The first place to make configuration changes will be on the Input Columns tab. This tab lists all of the columns available from the input to the transformation. For this example, select all of the columns. For your data, pass through the columns that you will need.
Input and Output Properties
This is the part takes nearly all of the configuration. I recommend grabbing a pen and paper to take notes as you set this up. Getting the configuration values correct will be critical.
To start with expand the Pivot Default Input folder in the tree view. This will show the three columns that were selected in the previous tab.
From here highlight the Territory column. In the properties window take note of two of the properties; LineageID and PivotUsage. LineageID will be used in configuring future properties of the transformation. The PivotUsage should be set to 1. This value configures this column to be part of the x-axis of the pivot. Rows will be grouped across this column.
Now expand the Pivot Default Output. There will be no output columns in the output. Start by selecting the button Add Column. Name the new column Territory.
In the properties for the new column change the value for the SourceColumn property to 17. This is the value that was just noted above.
Back in the Pivot Default Input select the OrderYear column. Change the value for the PivotUsage on this column from 0 to 2. The value of 2 configures the column to be the y-axis of the pivot. The values in this column will be used to create new columns in the pivot operation.
Going back up to the Pivot Default Input. Select the TotalDue column. Change the PivotUsage for this column to 3. The value of 3 configures the values in the columns to be placed in the new columns create by pivoting the data. Take note of the LineageID as this will be used for configuring in the next step.
The final step will be to add four new columns to the Pivot Default Output folder. These columns should be named 2001, 2002, 2003, and 2004. The name of the columns doesn’t necessarily matter.
For each of the columns, configure the PivotKeyValue and SourceColumn properties. The value for the PivotKeyValue property will be the value in the OrderYear column for that column. For the 2001 column the value of the property will be 2001. For the SourceColumn property use the LineageID from above.
At this point, the Pivot transformation is configured. Select the OK button to close out the window. Then run the the SSIS package.
Pivot Transformation Wrap-Up
Once you’ve setup your first Pivot transformation, you’ll see that it isn’t that difficult to use. It’s a bit tricky the first few times since it doesn’t have an easy interface like many of the other transformations.
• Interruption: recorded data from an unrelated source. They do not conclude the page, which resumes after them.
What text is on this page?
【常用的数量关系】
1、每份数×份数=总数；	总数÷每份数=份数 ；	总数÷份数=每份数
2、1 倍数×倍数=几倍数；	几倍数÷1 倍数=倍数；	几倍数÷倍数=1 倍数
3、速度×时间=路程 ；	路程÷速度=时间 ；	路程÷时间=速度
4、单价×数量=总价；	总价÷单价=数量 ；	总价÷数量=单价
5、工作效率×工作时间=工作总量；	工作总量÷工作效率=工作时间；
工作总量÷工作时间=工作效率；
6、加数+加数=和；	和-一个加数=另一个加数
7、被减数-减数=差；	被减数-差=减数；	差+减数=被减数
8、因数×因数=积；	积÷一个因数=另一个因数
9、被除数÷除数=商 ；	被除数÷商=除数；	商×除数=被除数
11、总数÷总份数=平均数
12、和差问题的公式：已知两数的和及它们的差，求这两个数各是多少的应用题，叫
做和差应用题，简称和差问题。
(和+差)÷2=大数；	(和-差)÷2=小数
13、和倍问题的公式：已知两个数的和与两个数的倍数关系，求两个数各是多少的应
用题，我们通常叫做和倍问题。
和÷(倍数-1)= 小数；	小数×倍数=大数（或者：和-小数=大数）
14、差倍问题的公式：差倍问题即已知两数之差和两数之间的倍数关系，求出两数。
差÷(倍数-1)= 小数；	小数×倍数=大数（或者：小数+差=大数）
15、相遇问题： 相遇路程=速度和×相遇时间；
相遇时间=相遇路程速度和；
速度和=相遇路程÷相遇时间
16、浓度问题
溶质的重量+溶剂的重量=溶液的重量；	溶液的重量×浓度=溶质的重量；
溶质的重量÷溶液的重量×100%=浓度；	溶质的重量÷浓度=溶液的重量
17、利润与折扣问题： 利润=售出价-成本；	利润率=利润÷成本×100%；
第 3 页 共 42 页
There are a few considerations that you need to take into account when using a Pivot transformation. These are important and your mileage will suck if you forget these:
- The Pivot transformation expects, but not check for, sorted inputs. The x-axis values need to be grouped together to get the correct output. SSIS will not error if you forget to do this.
- The Pivot transformation will error if it encounters a value that has not been handled by the output columns. This is good because you won’t accidentally miss something in the source data. This can be bad if you only want to pivot a subset of the columns to the y-axis.
- Columns that are not part of the pivot operation can be included in the output by setting their PivotUsage value to 0.
That about covers the Pivot transformation. Hopefully this helps if you’ve tried to use this transformation in the past. I know the frustration that setting this transformation up can bring.
11 thoughts on “31 Days of SSIS – Pivot Transformation (10/31)”
very good practical example . it was very easy to understand and implement it ..
Your welcome – it's a useful transformation but a definite pain to implement.
Great series. Good practical examples.
Thank you. I've been glad that these have helped people out. Wasn't sure people would find much use in all of these.
Nice that you are keeping the package of each day blog post.
Want to learn from your post.
Your welcome. Glad these have been helpful.